David Ojeda · Answer 10 · Fri Apr 05 2019 16:08:53 GMT+0800 (China Standard Time)

I didn't know this repo was moved elsewhere... I have been filing some issues since a couple of months ago and I did not find any information regarding this.
I can move them along with the discussion if needed...
Perhaps a maintainer can point to or explain what the roadmap for pyxdf is?
@chkothe

Clemens Brunner · Answer 11 · Fri Apr 05 2019 19:40:26 GMT+0800 (China Standard Time)

@cboulay is the current maintainer AFAIK

Chadwick Boulay · Answer 12 · Fri Apr 05 2019 23:40:10 GMT+0800 (China Standard Time)

It hasn't moved yet. I made a pull request proposing it to be moved, and for that pull request to work I had to copy the code into the component submodules. Please take a look at the PR and let me know what you think. So far I've only received a little bit of feedback, but it's been positive!

Note that sccn/xdf remains and is still the home. Any documents related to the xdf file spec will stay here.

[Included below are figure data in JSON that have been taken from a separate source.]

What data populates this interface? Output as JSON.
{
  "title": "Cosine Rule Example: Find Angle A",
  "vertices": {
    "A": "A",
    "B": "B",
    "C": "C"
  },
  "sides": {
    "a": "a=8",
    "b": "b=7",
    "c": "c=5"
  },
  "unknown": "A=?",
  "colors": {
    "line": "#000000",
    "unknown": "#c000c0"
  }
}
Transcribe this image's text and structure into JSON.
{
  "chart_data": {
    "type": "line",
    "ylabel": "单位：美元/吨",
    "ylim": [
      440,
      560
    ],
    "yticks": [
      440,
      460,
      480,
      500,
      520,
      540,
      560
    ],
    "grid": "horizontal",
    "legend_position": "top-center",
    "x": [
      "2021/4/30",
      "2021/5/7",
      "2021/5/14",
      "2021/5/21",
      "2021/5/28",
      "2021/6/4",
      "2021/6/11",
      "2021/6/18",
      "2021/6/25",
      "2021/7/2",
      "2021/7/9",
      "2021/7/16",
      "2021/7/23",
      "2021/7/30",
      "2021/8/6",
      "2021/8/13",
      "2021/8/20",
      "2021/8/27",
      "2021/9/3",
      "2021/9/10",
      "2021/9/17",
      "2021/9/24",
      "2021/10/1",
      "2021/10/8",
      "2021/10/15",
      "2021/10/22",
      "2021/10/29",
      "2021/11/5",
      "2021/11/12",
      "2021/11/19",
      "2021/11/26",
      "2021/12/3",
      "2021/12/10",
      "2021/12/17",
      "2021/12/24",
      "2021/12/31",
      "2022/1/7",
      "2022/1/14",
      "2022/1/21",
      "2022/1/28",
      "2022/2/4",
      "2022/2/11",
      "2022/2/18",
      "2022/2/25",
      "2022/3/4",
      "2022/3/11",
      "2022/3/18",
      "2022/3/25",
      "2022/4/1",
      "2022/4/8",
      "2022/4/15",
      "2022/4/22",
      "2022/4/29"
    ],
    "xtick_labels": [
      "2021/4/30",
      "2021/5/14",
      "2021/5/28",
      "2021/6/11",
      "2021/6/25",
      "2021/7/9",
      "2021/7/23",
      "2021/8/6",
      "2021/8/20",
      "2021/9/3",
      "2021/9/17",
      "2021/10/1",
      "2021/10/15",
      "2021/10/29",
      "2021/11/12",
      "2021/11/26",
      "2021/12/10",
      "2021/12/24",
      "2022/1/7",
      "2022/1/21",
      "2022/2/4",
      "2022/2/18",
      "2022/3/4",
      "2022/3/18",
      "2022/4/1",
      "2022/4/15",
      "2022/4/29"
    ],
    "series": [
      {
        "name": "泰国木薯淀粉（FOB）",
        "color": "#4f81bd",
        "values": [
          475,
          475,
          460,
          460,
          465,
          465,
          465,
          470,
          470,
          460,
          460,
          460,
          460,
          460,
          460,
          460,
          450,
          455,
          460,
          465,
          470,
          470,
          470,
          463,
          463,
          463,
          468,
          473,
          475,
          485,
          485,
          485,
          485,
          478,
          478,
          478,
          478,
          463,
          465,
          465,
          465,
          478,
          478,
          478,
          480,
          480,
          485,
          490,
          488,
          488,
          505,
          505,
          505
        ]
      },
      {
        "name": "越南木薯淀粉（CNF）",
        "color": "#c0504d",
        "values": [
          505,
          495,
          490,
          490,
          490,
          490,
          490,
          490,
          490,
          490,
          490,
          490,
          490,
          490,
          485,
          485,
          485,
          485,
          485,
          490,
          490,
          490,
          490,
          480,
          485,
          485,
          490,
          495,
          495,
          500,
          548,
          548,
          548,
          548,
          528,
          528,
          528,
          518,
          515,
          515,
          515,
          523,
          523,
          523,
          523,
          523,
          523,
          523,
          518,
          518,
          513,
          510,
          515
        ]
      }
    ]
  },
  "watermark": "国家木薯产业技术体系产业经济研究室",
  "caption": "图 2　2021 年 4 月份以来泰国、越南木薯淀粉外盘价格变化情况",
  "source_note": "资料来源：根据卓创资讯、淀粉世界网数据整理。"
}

What has moved is the python code, matlab code, and the new addition of C++ libxdf, though the python and matlab code are still linked here via submodules.

This separation is desirable for several reasons:

we can collect 'unofficial' tools related to xdf (e.g. libxdf)
we can give access to contributors so they can update the code faster than it has been (this is a big problem for xdf)
however, changes in the submodules won't be reflected in upstream sccn/xdf until someone updates the submodules pointers (requires write access to sccn/xdf) so there's no risk of the contributors breaking something 'official'.

There are also some conveniences for build systems and continuous integration but those are relatively minor as long as the only 'testable' part is Python.